As Page later recalled to Rolling Stone in 2012, “We didn’t need [prosperity], apart from the fact that we needed some to acquire a guitar. Getting a guitar was like dreaming about a Cadillac… It was something you would see on albums by Gene Vincent and the Blue Caps and Buddy Holly.”
Holly, in particular, was a key figure of inspiration for Page’s generation, making the faraway realm of rock and roll seem far more accessible given his young age and thick-rimmed spectacles – he was an ordinary bloke, so if he could do it, anybody could. Naturally, then, when Holly came over to the UK shores, his shows were the hottest ticket in whichever town he was appearing in. So hot, in fact, that Jimmy Page missed them entirely.
“Buddy Holly came over here [in 1958],” he remembered. “I couldn’t afford to see him.” Even now, with the added context of his own illustrious career as a guitar hero and rock icon, not seeing Buddy Holly still seems to rank high on a list of Page’s greatest regrets.

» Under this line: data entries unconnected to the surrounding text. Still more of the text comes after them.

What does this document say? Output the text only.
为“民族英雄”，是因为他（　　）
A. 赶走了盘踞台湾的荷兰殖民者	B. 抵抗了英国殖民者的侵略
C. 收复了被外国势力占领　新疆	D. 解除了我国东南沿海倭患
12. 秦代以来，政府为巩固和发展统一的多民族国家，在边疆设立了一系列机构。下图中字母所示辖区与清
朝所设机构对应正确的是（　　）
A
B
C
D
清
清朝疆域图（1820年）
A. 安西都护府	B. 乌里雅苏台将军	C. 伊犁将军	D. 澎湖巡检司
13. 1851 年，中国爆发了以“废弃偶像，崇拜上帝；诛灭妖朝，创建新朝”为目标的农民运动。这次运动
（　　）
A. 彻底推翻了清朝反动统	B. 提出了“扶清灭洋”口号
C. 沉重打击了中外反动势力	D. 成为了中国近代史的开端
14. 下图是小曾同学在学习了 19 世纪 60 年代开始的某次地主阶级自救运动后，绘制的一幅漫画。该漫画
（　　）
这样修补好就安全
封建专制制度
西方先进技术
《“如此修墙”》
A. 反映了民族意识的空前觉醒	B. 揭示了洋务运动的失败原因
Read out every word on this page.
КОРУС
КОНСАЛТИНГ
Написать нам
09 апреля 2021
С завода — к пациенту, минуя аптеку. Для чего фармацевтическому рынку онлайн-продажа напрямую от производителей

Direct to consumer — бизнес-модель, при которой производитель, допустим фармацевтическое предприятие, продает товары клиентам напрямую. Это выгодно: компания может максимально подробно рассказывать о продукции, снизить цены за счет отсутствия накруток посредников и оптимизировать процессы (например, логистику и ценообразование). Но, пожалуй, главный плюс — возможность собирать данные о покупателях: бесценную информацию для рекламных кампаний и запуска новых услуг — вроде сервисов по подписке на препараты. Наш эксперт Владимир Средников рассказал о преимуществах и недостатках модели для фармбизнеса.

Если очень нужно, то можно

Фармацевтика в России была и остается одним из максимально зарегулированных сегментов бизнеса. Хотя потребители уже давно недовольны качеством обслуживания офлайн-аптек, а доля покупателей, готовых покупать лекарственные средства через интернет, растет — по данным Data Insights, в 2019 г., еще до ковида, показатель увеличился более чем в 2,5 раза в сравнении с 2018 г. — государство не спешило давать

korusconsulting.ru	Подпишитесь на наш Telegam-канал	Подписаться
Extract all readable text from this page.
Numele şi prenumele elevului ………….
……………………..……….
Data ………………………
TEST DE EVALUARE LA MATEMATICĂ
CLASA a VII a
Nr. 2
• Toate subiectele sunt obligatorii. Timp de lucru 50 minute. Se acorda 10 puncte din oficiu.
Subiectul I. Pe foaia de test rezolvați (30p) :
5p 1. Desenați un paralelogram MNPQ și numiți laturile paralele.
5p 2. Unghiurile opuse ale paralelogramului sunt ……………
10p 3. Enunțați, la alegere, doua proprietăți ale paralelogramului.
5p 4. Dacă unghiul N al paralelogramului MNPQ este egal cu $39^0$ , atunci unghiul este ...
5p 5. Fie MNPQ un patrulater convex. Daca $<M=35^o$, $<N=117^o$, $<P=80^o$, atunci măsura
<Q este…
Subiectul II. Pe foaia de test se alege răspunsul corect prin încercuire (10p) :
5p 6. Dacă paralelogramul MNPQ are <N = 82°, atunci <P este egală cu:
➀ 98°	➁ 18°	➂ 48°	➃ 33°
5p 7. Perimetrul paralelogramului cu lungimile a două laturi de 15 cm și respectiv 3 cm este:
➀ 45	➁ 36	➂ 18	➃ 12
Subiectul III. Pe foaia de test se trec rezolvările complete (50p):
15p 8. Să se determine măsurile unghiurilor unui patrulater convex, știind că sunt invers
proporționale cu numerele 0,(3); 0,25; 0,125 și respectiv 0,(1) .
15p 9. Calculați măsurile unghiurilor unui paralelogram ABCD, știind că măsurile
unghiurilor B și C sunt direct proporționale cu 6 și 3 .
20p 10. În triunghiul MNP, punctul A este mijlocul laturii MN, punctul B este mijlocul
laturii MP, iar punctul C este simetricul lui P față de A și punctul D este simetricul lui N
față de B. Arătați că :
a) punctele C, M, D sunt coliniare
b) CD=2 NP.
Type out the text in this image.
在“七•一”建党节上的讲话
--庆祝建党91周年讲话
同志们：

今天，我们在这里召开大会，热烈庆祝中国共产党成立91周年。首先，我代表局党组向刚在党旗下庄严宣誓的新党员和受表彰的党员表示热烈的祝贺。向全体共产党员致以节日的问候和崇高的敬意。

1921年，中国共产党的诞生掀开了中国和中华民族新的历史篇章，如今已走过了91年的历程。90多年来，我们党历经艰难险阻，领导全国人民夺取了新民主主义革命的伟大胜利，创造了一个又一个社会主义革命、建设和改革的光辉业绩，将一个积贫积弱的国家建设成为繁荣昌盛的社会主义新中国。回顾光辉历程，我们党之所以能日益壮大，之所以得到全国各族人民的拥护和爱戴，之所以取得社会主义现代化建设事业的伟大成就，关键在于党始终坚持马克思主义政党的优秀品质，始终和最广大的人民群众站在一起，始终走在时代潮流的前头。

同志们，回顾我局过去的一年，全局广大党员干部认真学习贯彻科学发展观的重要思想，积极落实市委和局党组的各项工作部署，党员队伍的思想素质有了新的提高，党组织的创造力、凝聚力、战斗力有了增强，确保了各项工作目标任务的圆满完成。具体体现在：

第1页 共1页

“I would have learned so much in one evening,” he shared. “I did see Jerry Lee Lewis. That was tribal. He wasn’t a guitarist – he was a pianist. But it was what he represented.”
Thankfully, Jimmy Page did eventually get his hands on an electric guitar, and he still learned a fair bit from the output of Buddy Holly, even if he wasn’t present for those earth-shattering shows in 1958. Without him, after all, Page might never have struck upon the progenitive hard rock mastery of Led Zeppelin’s glory days.